Freios ABS: tecnologia de segurança avançada
O ABS é obrigatório nos veículos fabricados no Brasil desde 2014, mas foi lançado há mais de 40 anos, sendo considerado até hoje como dos principais marcos de segurança automotiva e um dos maiores avanços nos sistemas de freio
Desenvolvido pelas empresas Daimler e Bosch, o sistema de freio ABS (Anti-lock Braking System) é um sistema eletrônico projetado para prevenir o travamento das rodas durante a frenagem, sobretudo na chuva e em pisos de baixa aderência. Lançado em 1978, passou a ser item de série em 1984 nos veículos da Mercedes-Benz.
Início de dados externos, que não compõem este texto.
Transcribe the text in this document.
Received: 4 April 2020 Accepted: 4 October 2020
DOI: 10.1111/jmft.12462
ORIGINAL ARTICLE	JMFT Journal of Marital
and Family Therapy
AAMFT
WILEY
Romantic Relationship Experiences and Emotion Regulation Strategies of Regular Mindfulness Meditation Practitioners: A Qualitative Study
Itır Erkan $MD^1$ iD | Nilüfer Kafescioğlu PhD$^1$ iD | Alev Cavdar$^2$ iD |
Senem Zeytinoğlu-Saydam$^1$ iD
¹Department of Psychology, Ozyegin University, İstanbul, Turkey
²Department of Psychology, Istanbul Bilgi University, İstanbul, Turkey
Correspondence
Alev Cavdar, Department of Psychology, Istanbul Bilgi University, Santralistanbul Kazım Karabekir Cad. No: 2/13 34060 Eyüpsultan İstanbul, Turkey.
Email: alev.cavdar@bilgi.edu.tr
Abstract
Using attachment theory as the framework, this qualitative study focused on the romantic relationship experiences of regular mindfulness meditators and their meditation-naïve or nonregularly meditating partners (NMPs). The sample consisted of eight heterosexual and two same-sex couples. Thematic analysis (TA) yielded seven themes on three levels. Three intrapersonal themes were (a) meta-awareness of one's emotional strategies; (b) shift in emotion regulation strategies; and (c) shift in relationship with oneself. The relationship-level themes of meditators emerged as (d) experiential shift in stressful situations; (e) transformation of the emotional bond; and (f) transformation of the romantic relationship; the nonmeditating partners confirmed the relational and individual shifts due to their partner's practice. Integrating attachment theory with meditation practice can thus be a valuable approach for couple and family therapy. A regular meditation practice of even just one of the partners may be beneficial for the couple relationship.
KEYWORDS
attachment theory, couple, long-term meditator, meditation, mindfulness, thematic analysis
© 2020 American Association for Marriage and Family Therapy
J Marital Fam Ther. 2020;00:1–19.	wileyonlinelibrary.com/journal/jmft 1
Ele é composto por válvulas que monitoram a rotação das rodas em relação à do motor por meio de sensores. Essa constante análise permite identificar rapidamente se uma ou mais rodas estão prestes a travar. Quando o ABS detecta o travamento, alivia instantaneamente a pressão aplicada, evitando assim que as rodas travem.
Fonte: https://cobreq.com.br/evolucao-sistemas-freio/
A evolução dos sistemas de frenagem é uma história fascinante, que acompanha a busca incessante por veículos cada vez mais potentes e seguros.
Antigamente, frear um carro era como tentar domar um cavalo selvagem: uma tarefa que exigia força e experiência. Com o tempo, os freios foram se tornando mais sofisticados, mas ainda assim dependiam muito da habilidade do motorista.
A revolução eletrônica
A partir dos anos 80, a eletrônica invadiu os carros e transformou completamente a forma como freamos. Imagine ter um assistente pessoaldentro do seu veículo, sempre atento a cada movimento e pronto para agir em frações de segundo. Essa é a realidade dos sistemas de frenagem eletrônicos.
Em resumo, a eletrônica veicular transformou os sistemas de freios em aliados indispensáveis para a segurança, estabilidade e controle dos veículos. Ao monitorar continuamente diversas variáveis, como a velocidade do veículo, a força aplicada ao pedal de freio e as condições da estrada, esses sistemas permitem intervenções precisas e rápidas, minimizando o risco de acidentes e proporcionando uma experiência de condução mais segura e confiável.